また、光透過性の金属層としては、光透過性を示す金属であれば特に限定されるものでないが、一般的にはアルミニウムやクロムなど、あるいはそれらの酸化物などが用いられる。この際、適切な光透過率が得られるよう、それぞれの材料について適宜膜厚を設定する必要がある。
本発明に係る散乱層は、特に限定されるものでなく、可視光領域において光を散乱する性質をもつ如何なる材料も適用可能である。もちろん、ここでは、たとえば一定の表面粗さを有する表面での散乱も含まれる。
本発明に係る反射層は、可視光領域において一定の光反射率を有するものであれば特に限定されるものではないが、反射率の観点から、クロム、アルミニウム、金、アルミ青銅または真鍮、あるいはこれらと同等の反射率が得られる金属から形成されることが望ましい。
以上のように、本発明のゴニオクロマティック素子では、回折構造、光散乱構造という偽造・模造が困難である構造に、誘電体層を形成し、さらに様々な形態で補助層を設けることで、全体構造の一層の複雑化、および光学的に特有な外観を与えることが可能となる。
つまり、本発明により一層類似品を作ることが困難で、意匠性に優れ、真偽判定の容易なゴニオクロマティック素子を提供することができる。
図6は、光学構造体11の前面に保護層61を設けた例を示したものである。
保護層61はそれだけでも光学構造体11の凹凸構造の偽造および模造を防止する効果を発揮するが、さらに耐擦傷機能、および/または防汚機能をもたせることにより、本発明のゴニオクロマティック素子を実用する上でのキズ、および/または汚れ防止の効果が得られる。
または、透明層11が、同等の耐擦傷機能、および/または防汚機能を有することでも、上記の効果が得られるものである。
以上のようにして得られたゴニオクロマティック素子を、カードや紙などの基材71上に配置した例を図7に示す。
本例は、本発明に係るゴニオクロマティック素子を実用に供した表示体の実施形態の一例である。基材71は特に制限が無く、配置することが可能であれば、如何なる固体にも適用できる。
また、上述した両面で異なる効果を有するゴニオクロマティック素子に対して、光透過性の基材を配置することで、両面で異なる効果を有する表示体とすることができる。
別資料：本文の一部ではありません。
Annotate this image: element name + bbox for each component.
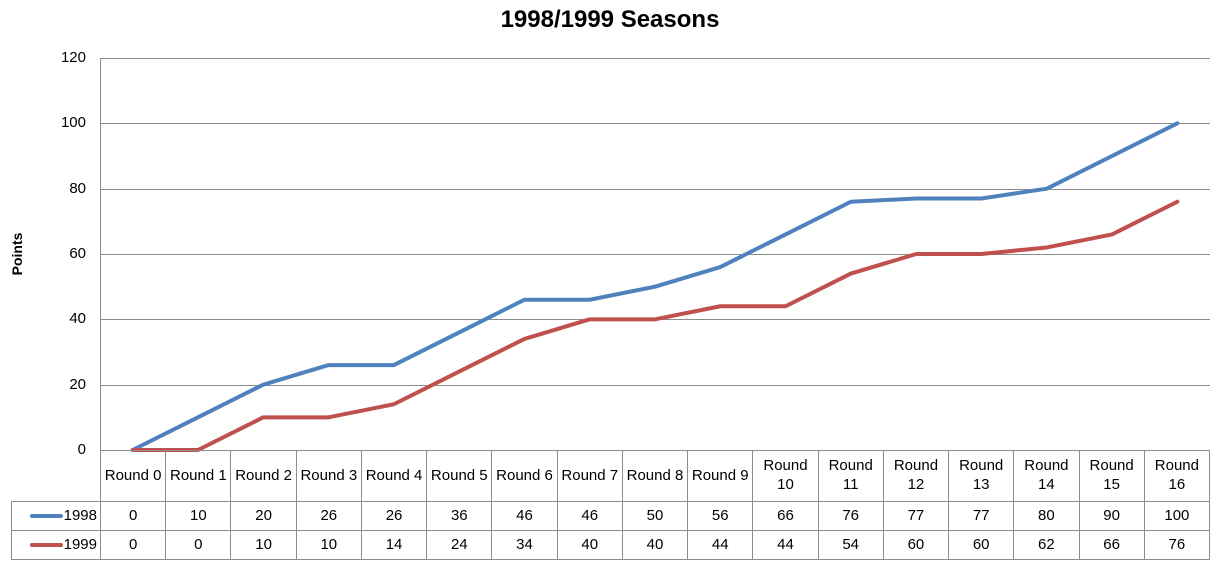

ここで、本発明に係る表示体の開示は、あくまでも構成に係るものであって、たとえば、上述の補助層と同等の構成を有する層が予め設けられた基材の上に、前記光学構造体と前記誘電体層を光学薄膜として備えた素子を配置した場合も、本発明に含まれるものである。
以上説明したように、本発明によれば、偽造困難な微細構造と層構成を有し、かつその背面に補助層を設けることで、目視での観察などの簡便な方法で確実な真偽判定が容易に行えるゴニオクロマティック素子を提供することができる。
特に補助層を設けることで、従来のホログラムや回折格子および/または光散乱パターンの視覚効果に加えて、誘電体層との組み合わせによる視角に依存した顕著かつ特有な色変化が得られ、あるいは同一面内において異なる態様の呈色・色変化が得られ、あるいは両面で異なる態様の光学的効果が得られるものである。
また、本発明のゴニオクロマティック素子では、その前面に耐擦傷性、防汚性を有する保護層を設けることで、微細構造の偽造や模造を防止するばかりでなく、キズや汚れに耐性を持たせることができ、より実用的な機能が得られるものである。
さらに、本発明のゴニオクロマティック素子に基材を配することで、上述のような高い偽造の防止の効果と意匠性を有する偽造・模造の困難な表示体を提供することができるものである。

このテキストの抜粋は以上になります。